Untangling Energy KNOT #105

Resource Hoarding

Meanwhile, the team across the hall is working weekends because they can't hire fast enough. The budget that could solve their problem sits unspent in another department's reserve.

To give and live with honor: no greater profit exists. Valluvar places generosity at the center of a meaningful life. One team is drowning. One team has surplus. They’re in the same organisation. Your departments hoard people and budgets like wartime rations. Each team justifies its allocation as ‘minimum viable.’ Each defends its headcount as ‘barely sufficient.’ Meanwhile, the team across the hall is working weekends because they can’t hire fast enough. The budget that could solve their problem sits unspent in another department’s reserve.

Mondragon is a federation of 95 cooperatives in the Basque Country, employing 80,000 people. I found the research on their resource-sharing model remarkable. When one cooperative struggles, others redistribute profits to support it. During the 2008 financial crisis, Mondragon’s cooperatives voted to take pay cuts rather than lay off workers. Profits are capped: the highest-paid worker cannot earn more than 8 times the lowest-paid. Resource hoarding is impossible not because of rules but because of architecture: the system is designed so that one unit’s surplus is another unit’s lifeline.

Dams create upstream abundance by creating downstream scarcity. In ecology, a dam blocks the natural flow of a river. Upstream, water accumulates. Downstream, the ecosystem loses its water supply. The dam serves its operator while starving the ecosystem below it. Resource hoarding works identically: each department builds dams to protect its allocation. Behind the dam, resources accumulate unused. Downstream, other teams are resource-starved. The organizational river should flow to where it’s most needed. The dams prevent this. And the irony: most hoarded resources sit idle behind the dam, serving nobody.

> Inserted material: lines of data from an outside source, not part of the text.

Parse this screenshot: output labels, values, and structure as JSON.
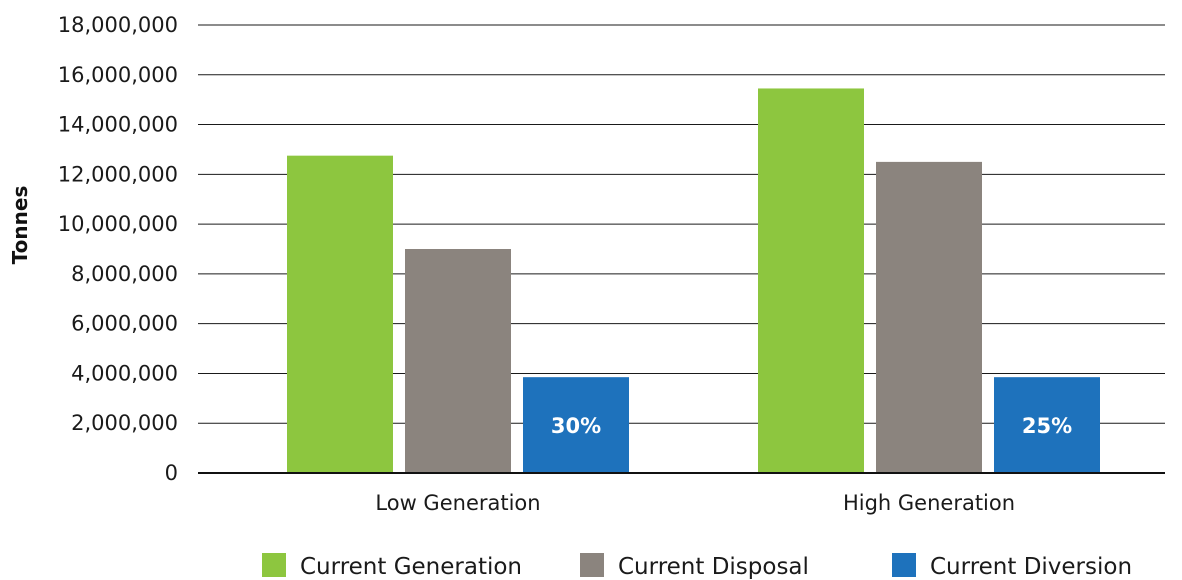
{
  "chart_data": {
    "type": "bar",
    "categories": [
      "Low Generation",
      "High Generation"
    ],
    "series": [
      {
        "name": "Current Generation",
        "color": "#8dc63f",
        "values": [
          12750000,
          15450000
        ]
      },
      {
        "name": "Current Disposal",
        "color": "#8b847e",
        "values": [
          9000000,
          12500000
        ]
      },
      {
        "name": "Current Diversion",
        "color": "#1e72bc",
        "values": [
          3850000,
          3850000
        ],
        "labels": [
          "30%",
          "25%"
        ]
      }
    ],
    "xlabel": "",
    "ylabel": "Tonnes",
    "ylim": [
      0,
      18000000
    ],
    "yticks": [
      0,
      2000000,
      4000000,
      6000000,
      8000000,
      10000000,
      12000000,
      14000000,
      16000000,
      18000000
    ],
    "ytick_labels": [
      "0",
      "2,000,000",
      "4,000,000",
      "6,000,000",
      "8,000,000",
      "10,000,000",
      "12,000,000",
      "14,000,000",
      "16,000,000",
      "18,000,000"
    ],
    "grid": true,
    "legend_position": "bottom"
  }
}
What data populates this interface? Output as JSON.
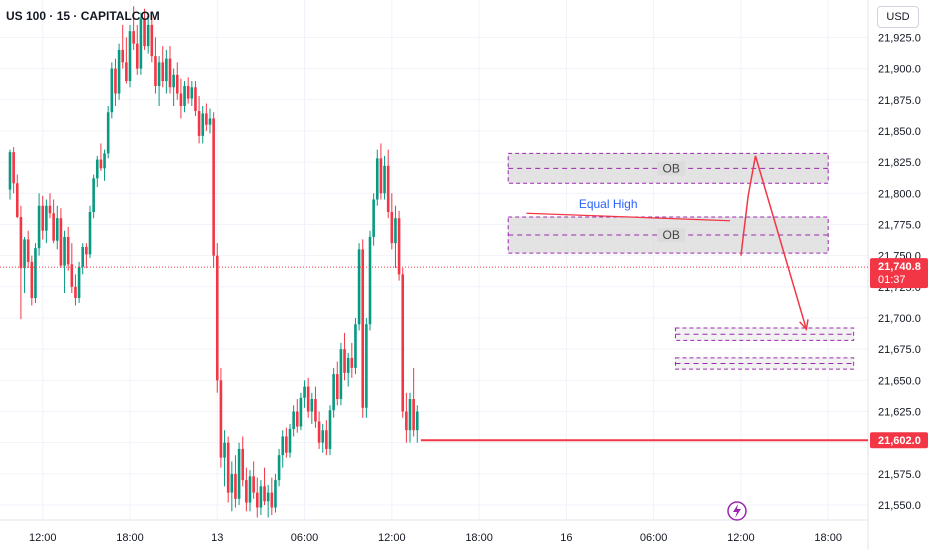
{
  "header": {
    "title": "US 100 · 15 · CAPITALCOM",
    "currency": "USD"
  },
  "colors": {
    "up": "#089981",
    "down": "#f23645",
    "grid": "#f0f3fa",
    "axis_text": "#131722",
    "zone_fill": "#d9d9d9",
    "zone_border": "#9c27b0",
    "annotation_line": "#f23645",
    "label_blue": "#2962ff"
  },
  "chart_data": {
    "type": "candlestick",
    "ylim": [
      21538,
      21955
    ],
    "y_ticks": [
      21550,
      21575,
      21600,
      21625,
      21650,
      21675,
      21700,
      21725,
      21750,
      21775,
      21800,
      21825,
      21850,
      21875,
      21900,
      21925
    ],
    "y_tick_labels": [
      "21,550.0",
      "21,575.0",
      "21,600.0",
      "21,625.0",
      "21,650.0",
      "21,675.0",
      "21,700.0",
      "21,725.0",
      "21,750.0",
      "21,775.0",
      "21,800.0",
      "21,825.0",
      "21,850.0",
      "21,875.0",
      "21,900.0",
      "21,925.0"
    ],
    "x_ticks": [
      {
        "label": "12:00",
        "idx": 9
      },
      {
        "label": "18:00",
        "idx": 33
      },
      {
        "label": "13",
        "idx": 57
      },
      {
        "label": "06:00",
        "idx": 81
      },
      {
        "label": "12:00",
        "idx": 105
      },
      {
        "label": "18:00",
        "idx": 129
      },
      {
        "label": "16",
        "idx": 153
      },
      {
        "label": "06:00",
        "idx": 177
      },
      {
        "label": "12:00",
        "idx": 201
      },
      {
        "label": "18:00",
        "idx": 225
      }
    ],
    "price_markers": [
      {
        "price": "21,740.8",
        "sub": "01:37",
        "value": 21740.8
      },
      {
        "price": "21,602.0",
        "value": 21602
      }
    ],
    "zones": [
      {
        "label": "OB",
        "x0": 137,
        "x1": 225,
        "y0": 21808,
        "y1": 21832
      },
      {
        "label": "OB",
        "x0": 137,
        "x1": 225,
        "y0": 21752,
        "y1": 21781
      },
      {
        "label": "",
        "x0": 183,
        "x1": 232,
        "y0": 21682,
        "y1": 21692
      },
      {
        "label": "",
        "x0": 183,
        "x1": 232,
        "y0": 21659,
        "y1": 21668
      }
    ],
    "annotations": {
      "equal_high_label": "Equal High",
      "equal_high_line": {
        "x0": 142,
        "y0": 21784,
        "x1": 198,
        "y1": 21778
      },
      "support_line": {
        "x0": 113,
        "value": 21602
      },
      "current_price_value": 21740.8,
      "projection": [
        {
          "x": 201,
          "y": 21750
        },
        {
          "x": 203,
          "y": 21798
        },
        {
          "x": 205,
          "y": 21830
        },
        {
          "x": 219,
          "y": 21691
        }
      ]
    },
    "ohlc": [
      [
        21803,
        21835,
        21795,
        21833
      ],
      [
        21833,
        21837,
        21800,
        21808
      ],
      [
        21808,
        21815,
        21780,
        21781
      ],
      [
        21781,
        21790,
        21699,
        21740
      ],
      [
        21740,
        21765,
        21720,
        21763
      ],
      [
        21763,
        21770,
        21740,
        21745
      ],
      [
        21745,
        21750,
        21710,
        21716
      ],
      [
        21716,
        21760,
        21712,
        21756
      ],
      [
        21756,
        21800,
        21750,
        21790
      ],
      [
        21790,
        21798,
        21763,
        21770
      ],
      [
        21770,
        21795,
        21760,
        21790
      ],
      [
        21790,
        21800,
        21780,
        21784
      ],
      [
        21784,
        21795,
        21760,
        21762
      ],
      [
        21762,
        21790,
        21755,
        21780
      ],
      [
        21780,
        21788,
        21740,
        21742
      ],
      [
        21742,
        21770,
        21720,
        21765
      ],
      [
        21765,
        21773,
        21738,
        21743
      ],
      [
        21743,
        21760,
        21720,
        21725
      ],
      [
        21725,
        21735,
        21710,
        21716
      ],
      [
        21716,
        21745,
        21712,
        21741
      ],
      [
        21741,
        21760,
        21735,
        21757
      ],
      [
        21757,
        21760,
        21740,
        21751
      ],
      [
        21751,
        21790,
        21748,
        21785
      ],
      [
        21785,
        21815,
        21780,
        21812
      ],
      [
        21812,
        21830,
        21805,
        21827
      ],
      [
        21827,
        21840,
        21818,
        21820
      ],
      [
        21820,
        21835,
        21810,
        21832
      ],
      [
        21832,
        21870,
        21828,
        21865
      ],
      [
        21865,
        21905,
        21860,
        21900
      ],
      [
        21900,
        21908,
        21870,
        21880
      ],
      [
        21880,
        21920,
        21875,
        21915
      ],
      [
        21915,
        21935,
        21900,
        21905
      ],
      [
        21905,
        21925,
        21888,
        21890
      ],
      [
        21890,
        21935,
        21885,
        21930
      ],
      [
        21930,
        21950,
        21915,
        21920
      ],
      [
        21920,
        21935,
        21895,
        21900
      ],
      [
        21900,
        21945,
        21895,
        21940
      ],
      [
        21940,
        21948,
        21915,
        21918
      ],
      [
        21918,
        21940,
        21912,
        21935
      ],
      [
        21935,
        21942,
        21905,
        21910
      ],
      [
        21910,
        21925,
        21880,
        21886
      ],
      [
        21886,
        21910,
        21870,
        21905
      ],
      [
        21905,
        21918,
        21885,
        21890
      ],
      [
        21890,
        21915,
        21880,
        21908
      ],
      [
        21908,
        21918,
        21880,
        21885
      ],
      [
        21885,
        21900,
        21870,
        21895
      ],
      [
        21895,
        21905,
        21875,
        21880
      ],
      [
        21880,
        21892,
        21860,
        21870
      ],
      [
        21870,
        21890,
        21865,
        21886
      ],
      [
        21886,
        21893,
        21872,
        21876
      ],
      [
        21876,
        21890,
        21870,
        21885
      ],
      [
        21885,
        21890,
        21862,
        21866
      ],
      [
        21866,
        21878,
        21840,
        21846
      ],
      [
        21846,
        21870,
        21840,
        21864
      ],
      [
        21864,
        21872,
        21850,
        21855
      ],
      [
        21855,
        21868,
        21848,
        21860
      ],
      [
        21860,
        21865,
        21740,
        21750
      ],
      [
        21750,
        21760,
        21640,
        21650
      ],
      [
        21650,
        21660,
        21580,
        21588
      ],
      [
        21588,
        21610,
        21565,
        21600
      ],
      [
        21600,
        21605,
        21552,
        21560
      ],
      [
        21560,
        21585,
        21545,
        21575
      ],
      [
        21575,
        21590,
        21548,
        21555
      ],
      [
        21555,
        21600,
        21550,
        21595
      ],
      [
        21595,
        21605,
        21565,
        21570
      ],
      [
        21570,
        21580,
        21545,
        21552
      ],
      [
        21552,
        21578,
        21545,
        21573
      ],
      [
        21573,
        21585,
        21555,
        21560
      ],
      [
        21560,
        21572,
        21540,
        21548
      ],
      [
        21548,
        21570,
        21542,
        21565
      ],
      [
        21565,
        21580,
        21550,
        21553
      ],
      [
        21553,
        21566,
        21540,
        21560
      ],
      [
        21560,
        21572,
        21542,
        21548
      ],
      [
        21548,
        21575,
        21544,
        21570
      ],
      [
        21570,
        21595,
        21565,
        21590
      ],
      [
        21590,
        21610,
        21580,
        21605
      ],
      [
        21605,
        21612,
        21588,
        21592
      ],
      [
        21592,
        21615,
        21588,
        21611
      ],
      [
        21611,
        21630,
        21605,
        21625
      ],
      [
        21625,
        21635,
        21608,
        21613
      ],
      [
        21613,
        21640,
        21610,
        21636
      ],
      [
        21636,
        21650,
        21628,
        21645
      ],
      [
        21645,
        21652,
        21620,
        21625
      ],
      [
        21625,
        21640,
        21615,
        21635
      ],
      [
        21635,
        21645,
        21612,
        21617
      ],
      [
        21617,
        21625,
        21595,
        21600
      ],
      [
        21600,
        21615,
        21592,
        21610
      ],
      [
        21610,
        21618,
        21590,
        21595
      ],
      [
        21595,
        21630,
        21590,
        21626
      ],
      [
        21626,
        21660,
        21620,
        21655
      ],
      [
        21655,
        21665,
        21630,
        21635
      ],
      [
        21635,
        21680,
        21630,
        21675
      ],
      [
        21675,
        21688,
        21650,
        21656
      ],
      [
        21656,
        21672,
        21645,
        21668
      ],
      [
        21668,
        21680,
        21652,
        21660
      ],
      [
        21660,
        21700,
        21655,
        21695
      ],
      [
        21695,
        21760,
        21690,
        21755
      ],
      [
        21755,
        21763,
        21620,
        21628
      ],
      [
        21628,
        21700,
        21620,
        21695
      ],
      [
        21695,
        21770,
        21690,
        21765
      ],
      [
        21765,
        21800,
        21758,
        21795
      ],
      [
        21795,
        21835,
        21790,
        21828
      ],
      [
        21828,
        21840,
        21795,
        21800
      ],
      [
        21800,
        21830,
        21795,
        21822
      ],
      [
        21822,
        21835,
        21780,
        21785
      ],
      [
        21785,
        21800,
        21755,
        21760
      ],
      [
        21760,
        21790,
        21740,
        21780
      ],
      [
        21780,
        21786,
        21730,
        21735
      ],
      [
        21735,
        21740,
        21620,
        21625
      ],
      [
        21625,
        21640,
        21600,
        21610
      ],
      [
        21610,
        21640,
        21600,
        21635
      ],
      [
        21635,
        21660,
        21605,
        21610
      ],
      [
        21610,
        21630,
        21600,
        21625
      ]
    ]
  }
}
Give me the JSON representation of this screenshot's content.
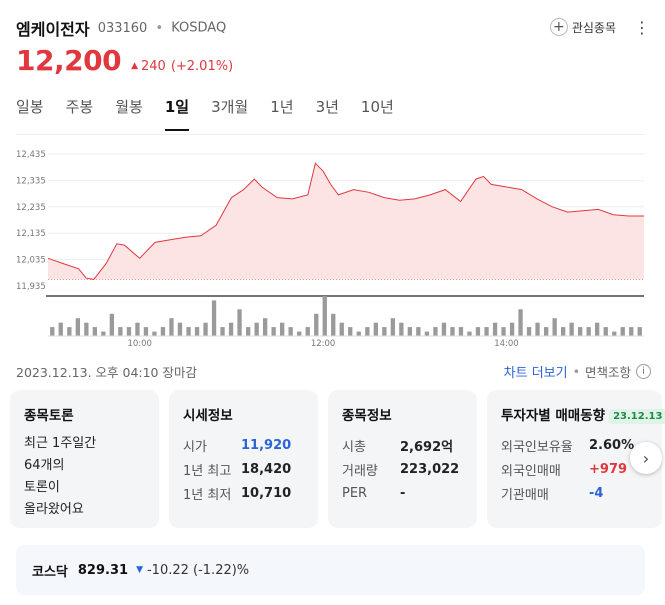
{
  "header": {
    "name": "엠케이전자",
    "code": "033160",
    "separator": "•",
    "market": "KOSDAQ",
    "watch_label": "관심종목",
    "more_icon": "more-vertical-icon"
  },
  "price": {
    "current": "12,200",
    "change": "240",
    "change_pct": "(+2.01%)",
    "direction": "up",
    "color": "#e0383e"
  },
  "tabs": [
    "일봉",
    "주봉",
    "월봉",
    "1일",
    "3개월",
    "1년",
    "3년",
    "10년"
  ],
  "active_tab": "1일",
  "chart_data": {
    "type": "area",
    "y_ticks": [
      "12,435",
      "12,335",
      "12,235",
      "12,135",
      "12,035",
      "11,935"
    ],
    "ylim": [
      11935,
      12435
    ],
    "x_ticks": [
      "10:00",
      "12:00",
      "14:00"
    ],
    "x_tick_minutes": [
      600,
      720,
      840
    ],
    "x_range_minutes": [
      540,
      930
    ],
    "previous_close": 11960,
    "series": [
      {
        "x": [
          540,
          550,
          560,
          565,
          570,
          578,
          585,
          590,
          600,
          610,
          620,
          630,
          640,
          650,
          660,
          668,
          675,
          680,
          690,
          700,
          710,
          715,
          720,
          725,
          730,
          740,
          750,
          760,
          770,
          780,
          790,
          800,
          810,
          820,
          825,
          830,
          840,
          850,
          860,
          870,
          880,
          890,
          900,
          910,
          920,
          930
        ],
        "y": [
          12040,
          12020,
          12000,
          11965,
          11960,
          12020,
          12095,
          12090,
          12040,
          12100,
          12110,
          12120,
          12125,
          12165,
          12270,
          12300,
          12340,
          12310,
          12270,
          12265,
          12280,
          12400,
          12370,
          12320,
          12280,
          12300,
          12290,
          12270,
          12260,
          12265,
          12280,
          12300,
          12255,
          12340,
          12350,
          12320,
          12310,
          12300,
          12265,
          12235,
          12215,
          12220,
          12225,
          12205,
          12200,
          12200
        ]
      }
    ],
    "volume": [
      2,
      3,
      2,
      4,
      3,
      2,
      1,
      5,
      2,
      2,
      3,
      2,
      1,
      2,
      4,
      3,
      2,
      2,
      3,
      8,
      2,
      3,
      6,
      2,
      3,
      4,
      2,
      3,
      2,
      1,
      2,
      5,
      9,
      5,
      3,
      2,
      1,
      2,
      3,
      2,
      4,
      3,
      2,
      2,
      1,
      2,
      3,
      2,
      2,
      1,
      2,
      2,
      3,
      2,
      3,
      6,
      2,
      3,
      2,
      4,
      2,
      3,
      2,
      2,
      3,
      2,
      1,
      2,
      2,
      2
    ]
  },
  "date_row": {
    "timestamp": "2023.12.13. 오후 04:10 장마감",
    "more_chart": "차트 더보기",
    "dot": "•",
    "disclaimer": "면책조항",
    "info_icon": "i"
  },
  "cards": {
    "forum": {
      "title": "종목토론",
      "lines": [
        "최근 1주일간",
        "64개의",
        "토론이",
        "올라왔어요"
      ]
    },
    "quote": {
      "title": "시세정보",
      "rows": [
        {
          "k": "시가",
          "v": "11,920"
        },
        {
          "k": "1년 최고",
          "v": "18,420"
        },
        {
          "k": "1년 최저",
          "v": "10,710"
        }
      ]
    },
    "stock_info": {
      "title": "종목정보",
      "rows": [
        {
          "k": "시총",
          "v": "2,692억"
        },
        {
          "k": "거래량",
          "v": "223,022"
        },
        {
          "k": "PER",
          "v": "-"
        }
      ]
    },
    "investor": {
      "title": "투자자별 매매동향",
      "badge": "23.12.13",
      "rows": [
        {
          "k": "외국인보유율",
          "v": "2.60%"
        },
        {
          "k": "외국인매매",
          "v": "+979"
        },
        {
          "k": "기관매매",
          "v": "-4"
        }
      ]
    }
  },
  "next_arrow": "chevron-right-icon",
  "kosdaq": {
    "name": "코스닥",
    "value": "829.31",
    "change": "-10.22 (-1.22)%",
    "direction": "down"
  }
}
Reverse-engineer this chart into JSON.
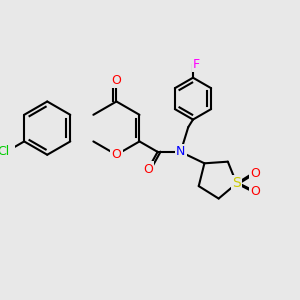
{
  "bg_color": "#e8e8e8",
  "bond_color": "#000000",
  "bond_width": 1.5,
  "atom_colors": {
    "O": "#ff0000",
    "N": "#0000ff",
    "Cl": "#00cc00",
    "F": "#ff00ff",
    "S": "#cccc00",
    "C": "#000000"
  },
  "font_size": 9,
  "font_size_small": 8
}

Identify one resource your team has that another team needs. Lend it for one quarter. If the lending produces more value than the holding, the dam was an illusion. Give. And find that Valluvar was right about profit.

That blocked flow has a name. Resource Hoarding. And once you see it, you can’t unsee it.

Untie The Knot

Uproot

Hoarding was rational because the incentive structure punished sharing. Releasing headcount risked not getting it back. Lending resources received no credit. The system made generosity costly.

Navigate

Resource sharing is tracked and credited. Leaders who lend resources to other teams are recognized for organizational contribution.

Tool

CORE / Legacy: the framework that measures what a leader gives to the broader organisation. Legacy makes generosity visible and rewarded.

Implement

Lend one resource to another team for one quarter. If the lending produces more value than the holding, the dam was an illusion.

Emerge

When sharing is rewarded, resources flow to where they’re needed, organizational efficiency improves, and the dams that starve downstream teams dissolve.